(Première partie) - George Orwell ouvre une brèche dans une muraille imprenable avec son «1984». Nous pouvons glisser ici toutes les dates que nous souhaitons, la finalité reste la même.
Hier comme aujourd’hui, autant que demain, George Orwell nous oblige à regarder dans un miroir pour y voir le reflet de notre époque, dernier péage avant la grande sortie de piste.
L’auteur de la «Ferme des animaux» nous dit sans ambages qu’il faut oublier trois composantes essentielles de la longue marche des humains : la liberté, la justice et le bonheur.
Si nous avons réussi à apprendre quelque chose de toutes ces différentes époques qui se succèdent avec leur lot de perdition et d’errance, c’est qu’il nous faut aujourd’hui d’abord exister avant d’avoir la velléité de vivre. Il faudra, plus tard, survivre, tout court. C’est inéluctable.
Jetez un regard autour de vous. Regardez dans quel monde vous êtes aujourd’hui. Ne vous leurrez pas. Ne vous trompez pas de lecture : un monde est en ruines. Un autre monde est en passe de devenir. Quelle place nous y est impartie ? C’est une équation à plusieurs inconnues que l’on tentera de résoudre le moment venu.
Pour l’instant, et pour arriver à exister dans ce monde aux bords déchiquetés, il faut accepter trois autres composantes, sans appel : le contrôle, la peur constante et l’ignorance.
Moins on fait appel à ses méninges, plus on contrôle celui qui a peur. Plus on accentue sa panique, moins l’individu est enclin à réfléchir. Plus il se soumet, plus facile devient son achèvement.
Avec cette nuance de taille : aucune balle ne sera tirée. Aucune bombe ne sera larguée. Le projectile létal est sous la peau. Il coule dans les veines. Il est invisible. C’est sa raison d’être.
Ne pas être vu pour créer une angoisse incurable. Celle-ci dégénère en dépression sévère pour donner corps au suicide par omission (Jamais le nombre de suicides n’a atteint de tels chiffres dans toute l’histoire humaine). C’est-à-dire : je veux mourir. J’accepte la fin. Parce que j’ai fait mon temps.
Arrivé à échéance, l’homme jette un dernier regard à sa date de péremption, béat, détraqué, bon pour la décharge. Il ne s’agit pas là d’une chute boursière.
Ce n’est pas non plus l’effondrement d’une cotation et d’un indice de valeur marchande. Il est question d’une dépression pure qui marque une fin et le début d’un autre virage, où l’homme n’est qu’un ingrédient subsidiaire.
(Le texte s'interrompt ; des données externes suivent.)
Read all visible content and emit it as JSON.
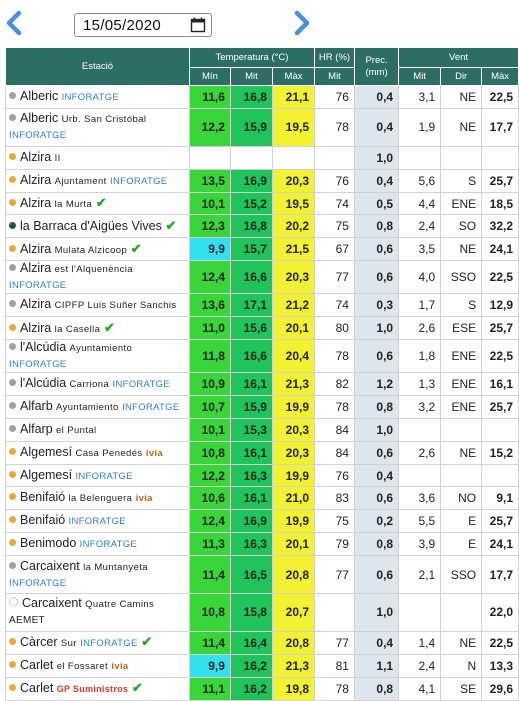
{
  "datebar": {
    "date": "15/05/2020",
    "prev_label": "previous day",
    "next_label": "next day"
  },
  "headers": {
    "station": "Estació",
    "temperature": "Temperatura (°C)",
    "hr": "HR (%)",
    "prec_line1": "Prec.",
    "prec_line2": "(mm)",
    "wind": "Vent",
    "min": "Mín",
    "mit": "Mit",
    "max": "Màx",
    "hr_mit": "Mit",
    "wind_mit": "Mit",
    "wind_dir": "Dir",
    "wind_max": "Màx"
  },
  "colors": {
    "header": "#2c6e66",
    "dot_gray": "#a0a0a0",
    "dot_orange": "#e8a938",
    "dot_green": "#1f5a3e",
    "dot_white": "#ffffff",
    "brand_green": "#2ba52b",
    "brand_red": "#d23a2a"
  },
  "rows": [
    {
      "name": "Alberic",
      "sub": "",
      "badge": "INFORATGE",
      "check": false,
      "dot": "gray",
      "tmin": "11,6",
      "tmit": "16,8",
      "tmax": "21,1",
      "hr": "76",
      "prec": "0,4",
      "wmit": "3,1",
      "wdir": "NE",
      "wmax": "22,5",
      "tall": false,
      "cmin": "c-lime",
      "cmit": "c-green",
      "cmax": "c-yellow"
    },
    {
      "name": "Alberic",
      "sub": "Urb. San Cristóbal",
      "badge": "INFORATGE",
      "check": false,
      "dot": "gray",
      "tmin": "12,2",
      "tmit": "15,9",
      "tmax": "19,5",
      "hr": "78",
      "prec": "0,4",
      "wmit": "1,9",
      "wdir": "NE",
      "wmax": "17,7",
      "tall": true,
      "cmin": "c-lime",
      "cmit": "c-green",
      "cmax": "c-yellow"
    },
    {
      "name": "Alzira",
      "sub": "II",
      "badge": "",
      "check": false,
      "dot": "orange",
      "tmin": "",
      "tmit": "",
      "tmax": "",
      "hr": "",
      "prec": "1,0",
      "wmit": "",
      "wdir": "",
      "wmax": "",
      "tall": false,
      "cmin": "",
      "cmit": "",
      "cmax": ""
    },
    {
      "name": "Alzira",
      "sub": "Ajuntament",
      "badge": "INFORATGE",
      "check": false,
      "dot": "orange",
      "tmin": "13,5",
      "tmit": "16,9",
      "tmax": "20,3",
      "hr": "76",
      "prec": "0,4",
      "wmit": "5,6",
      "wdir": "S",
      "wmax": "25,7",
      "tall": false,
      "cmin": "c-lime",
      "cmit": "c-green",
      "cmax": "c-yellow"
    },
    {
      "name": "Alzira",
      "sub": "la Murta",
      "badge": "",
      "check": true,
      "dot": "orange",
      "tmin": "10,1",
      "tmit": "15,2",
      "tmax": "19,5",
      "hr": "74",
      "prec": "0,5",
      "wmit": "4,4",
      "wdir": "ENE",
      "wmax": "18,5",
      "tall": false,
      "cmin": "c-lime",
      "cmit": "c-green",
      "cmax": "c-yellow"
    },
    {
      "name": "la Barraca d'Aigües Vives",
      "sub": "",
      "badge": "",
      "check": true,
      "dot": "green",
      "tmin": "12,3",
      "tmit": "16,8",
      "tmax": "20,2",
      "hr": "75",
      "prec": "0,8",
      "wmit": "2,4",
      "wdir": "SO",
      "wmax": "32,2",
      "tall": false,
      "cmin": "c-lime",
      "cmit": "c-green",
      "cmax": "c-yellow"
    },
    {
      "name": "Alzira",
      "sub": "Mulata Alzicoop",
      "badge": "",
      "check": true,
      "dot": "orange",
      "tmin": "9,9",
      "tmit": "15,7",
      "tmax": "21,5",
      "hr": "67",
      "prec": "0,6",
      "wmit": "3,5",
      "wdir": "NE",
      "wmax": "24,1",
      "tall": false,
      "cmin": "c-cyan",
      "cmit": "c-green",
      "cmax": "c-yellow"
    },
    {
      "name": "Alzira",
      "sub": "est l'Alquenència",
      "badge": "INFORATGE",
      "check": false,
      "dot": "gray",
      "tmin": "12,4",
      "tmit": "16,6",
      "tmax": "20,3",
      "hr": "77",
      "prec": "0,6",
      "wmit": "4,0",
      "wdir": "SSO",
      "wmax": "22,5",
      "tall": false,
      "cmin": "c-lime",
      "cmit": "c-green",
      "cmax": "c-yellow"
    },
    {
      "name": "Alzira",
      "sub": "CIPFP Luis Suñer Sanchis",
      "badge": "",
      "check": false,
      "dot": "gray",
      "tmin": "13,6",
      "tmit": "17,1",
      "tmax": "21,2",
      "hr": "74",
      "prec": "0,3",
      "wmit": "1,7",
      "wdir": "S",
      "wmax": "12,9",
      "tall": false,
      "cmin": "c-lime",
      "cmit": "c-green",
      "cmax": "c-yellow"
    },
    {
      "name": "Alzira",
      "sub": "la Casella",
      "badge": "",
      "check": true,
      "dot": "orange",
      "tmin": "11,0",
      "tmit": "15,6",
      "tmax": "20,1",
      "hr": "80",
      "prec": "1,0",
      "wmit": "2,6",
      "wdir": "ESE",
      "wmax": "25,7",
      "tall": false,
      "cmin": "c-lime",
      "cmit": "c-green",
      "cmax": "c-yellow"
    },
    {
      "name": "l'Alcúdia",
      "sub": "Ayuntamiento",
      "badge": "INFORATGE",
      "check": false,
      "dot": "gray",
      "tmin": "11,8",
      "tmit": "16,6",
      "tmax": "20,4",
      "hr": "78",
      "prec": "0,6",
      "wmit": "1,8",
      "wdir": "ENE",
      "wmax": "22,5",
      "tall": false,
      "cmin": "c-lime",
      "cmit": "c-green",
      "cmax": "c-yellow"
    },
    {
      "name": "l'Alcúdia",
      "sub": "Carriona",
      "badge": "INFORATGE",
      "check": false,
      "dot": "gray",
      "tmin": "10,9",
      "tmit": "16,1",
      "tmax": "21,3",
      "hr": "82",
      "prec": "1,2",
      "wmit": "1,3",
      "wdir": "ENE",
      "wmax": "16,1",
      "tall": false,
      "cmin": "c-lime",
      "cmit": "c-green",
      "cmax": "c-yellow"
    },
    {
      "name": "Alfarb",
      "sub": "Ayuntamiento",
      "badge": "INFORATGE",
      "check": false,
      "dot": "gray",
      "tmin": "10,7",
      "tmit": "15,9",
      "tmax": "19,9",
      "hr": "78",
      "prec": "0,8",
      "wmit": "3,2",
      "wdir": "ENE",
      "wmax": "25,7",
      "tall": false,
      "cmin": "c-lime",
      "cmit": "c-green",
      "cmax": "c-yellow"
    },
    {
      "name": "Alfarp",
      "sub": "el Puntal",
      "badge": "",
      "check": false,
      "dot": "gray",
      "tmin": "10,1",
      "tmit": "15,3",
      "tmax": "20,3",
      "hr": "84",
      "prec": "1,0",
      "wmit": "",
      "wdir": "",
      "wmax": "",
      "tall": false,
      "cmin": "c-lime",
      "cmit": "c-green",
      "cmax": "c-yellow"
    },
    {
      "name": "Algemesí",
      "sub": "Casa Penedés",
      "badge": "ivia",
      "check": false,
      "dot": "orange",
      "tmin": "10,8",
      "tmit": "16,1",
      "tmax": "20,3",
      "hr": "84",
      "prec": "0,6",
      "wmit": "2,6",
      "wdir": "NE",
      "wmax": "15,2",
      "tall": false,
      "cmin": "c-lime",
      "cmit": "c-green",
      "cmax": "c-yellow"
    },
    {
      "name": "Algemesí",
      "sub": "",
      "badge": "INFORATGE",
      "check": false,
      "dot": "orange",
      "tmin": "12,2",
      "tmit": "16,3",
      "tmax": "19,9",
      "hr": "76",
      "prec": "0,4",
      "wmit": "",
      "wdir": "",
      "wmax": "",
      "tall": false,
      "cmin": "c-lime",
      "cmit": "c-green",
      "cmax": "c-yellow"
    },
    {
      "name": "Benifaió",
      "sub": "la Belenguera",
      "badge": "ivia",
      "check": false,
      "dot": "orange",
      "tmin": "10,6",
      "tmit": "16,1",
      "tmax": "21,0",
      "hr": "83",
      "prec": "0,6",
      "wmit": "3,6",
      "wdir": "NO",
      "wmax": "9,1",
      "tall": false,
      "cmin": "c-lime",
      "cmit": "c-green",
      "cmax": "c-yellow"
    },
    {
      "name": "Benifaió",
      "sub": "",
      "badge": "INFORATGE",
      "check": false,
      "dot": "orange",
      "tmin": "12,4",
      "tmit": "16,9",
      "tmax": "19,9",
      "hr": "75",
      "prec": "0,2",
      "wmit": "5,5",
      "wdir": "E",
      "wmax": "25,7",
      "tall": false,
      "cmin": "c-lime",
      "cmit": "c-green",
      "cmax": "c-yellow"
    },
    {
      "name": "Benimodo",
      "sub": "",
      "badge": "INFORATGE",
      "check": false,
      "dot": "orange",
      "tmin": "11,3",
      "tmit": "16,3",
      "tmax": "20,1",
      "hr": "79",
      "prec": "0,8",
      "wmit": "3,9",
      "wdir": "E",
      "wmax": "24,1",
      "tall": false,
      "cmin": "c-lime",
      "cmit": "c-green",
      "cmax": "c-yellow"
    },
    {
      "name": "Carcaixent",
      "sub": "la Muntanyeta",
      "badge": "INFORATGE",
      "check": false,
      "dot": "gray",
      "tmin": "11,4",
      "tmit": "16,5",
      "tmax": "20,8",
      "hr": "77",
      "prec": "0,6",
      "wmit": "2,1",
      "wdir": "SSO",
      "wmax": "17,7",
      "tall": true,
      "cmin": "c-lime",
      "cmit": "c-green",
      "cmax": "c-yellow"
    },
    {
      "name": "Carcaixent",
      "sub": "Quatre Camins",
      "badge": "AEMET",
      "check": false,
      "dot": "white",
      "tmin": "10,8",
      "tmit": "15,8",
      "tmax": "20,7",
      "hr": "",
      "prec": "1,0",
      "wmit": "",
      "wdir": "",
      "wmax": "22,0",
      "tall": true,
      "cmin": "c-lime",
      "cmit": "c-green",
      "cmax": "c-yellow"
    },
    {
      "name": "Càrcer",
      "sub": "Sur",
      "badge": "INFORATGE",
      "check": true,
      "dot": "orange",
      "tmin": "11,4",
      "tmit": "16,4",
      "tmax": "20,8",
      "hr": "77",
      "prec": "0,4",
      "wmit": "1,4",
      "wdir": "NE",
      "wmax": "22,5",
      "tall": false,
      "cmin": "c-lime",
      "cmit": "c-green",
      "cmax": "c-yellow"
    },
    {
      "name": "Carlet",
      "sub": "el Fossaret",
      "badge": "ivia",
      "check": false,
      "dot": "orange",
      "tmin": "9,9",
      "tmit": "16,2",
      "tmax": "21,3",
      "hr": "81",
      "prec": "1,1",
      "wmit": "2,4",
      "wdir": "N",
      "wmax": "13,3",
      "tall": false,
      "cmin": "c-cyan",
      "cmit": "c-green",
      "cmax": "c-yellow"
    },
    {
      "name": "Carlet",
      "sub": "",
      "badge": "GP Suministros",
      "check": true,
      "dot": "orange",
      "tmin": "11,1",
      "tmit": "16,2",
      "tmax": "19,8",
      "hr": "78",
      "prec": "0,8",
      "wmit": "4,1",
      "wdir": "SE",
      "wmax": "29,6",
      "tall": false,
      "cmin": "c-lime",
      "cmit": "c-green",
      "cmax": "c-yellow"
    }
  ]
}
Francis Fukuyama avait, à juste titre, parlé de la fin de l’Histoire en 1989. Année très importante pour qui sait lire entre les lignes de cette folle Histoire. Trois décennies plus tard, nous parlons de la fin de l’Homme, comme du passage d’une culture naturelle à une autre génétiquement modifiée.
L’Homme OGM est né il y a un demi-siècle. Aujourd’hui, il cède la place à l’Homme-marionnette, l’Homme dirigeable avec une manette, en attendant une nouvelle version de l’Homme rechargeable.
Il est programmé pour un temps, pour certaines tâches, pour consommer surtout. C’est parce qu’il consomme encore qu’il survit. Arrive bientôt l’ère où l’homme-consommateur ne servira plus à rien.
Nous passerons alors à une autre forme d’existence. Elle confirme d’abord ce constat indiscutable : «Les masses ne se révoltent jamais de leur propre mouvement, et elles ne se révoltent jamais par le seul fait qu'elles sont opprimées.
Aussi longtemps qu'elles n'ont pas d'élément de comparaison, elles ne se rendent jamais compte qu'elles sont opprimées.»
Aujourd’hui, il n’y a plus aucun élément de comparaison dans cette uniformité humaine. Excepté quelques poches de résistance, très réduites, du reste, ce qui demeure encore de l’humanité est interchangeable.
Comme dans une supérette, on peut s’octroyer des pièces de rechange pour dépanner, avant que la machine ne soit bonne pour la casse. Une affaire de temps. De temps linéaire, cette fois. C’est la loi de la fin d’un cycle.
Il a ceci de particulier qu’avant d’achever sa révolution, il prend une ligne droite qui se jette dans le néant. Pour emprunter un terme à l’astrophysique, disons que toute Super Nova finit en trou noir quand elle s’effondre sur sa propre masse.
C’est notre destinée. Tout est déjà en place. Tout le reste n’est qu’une formalité.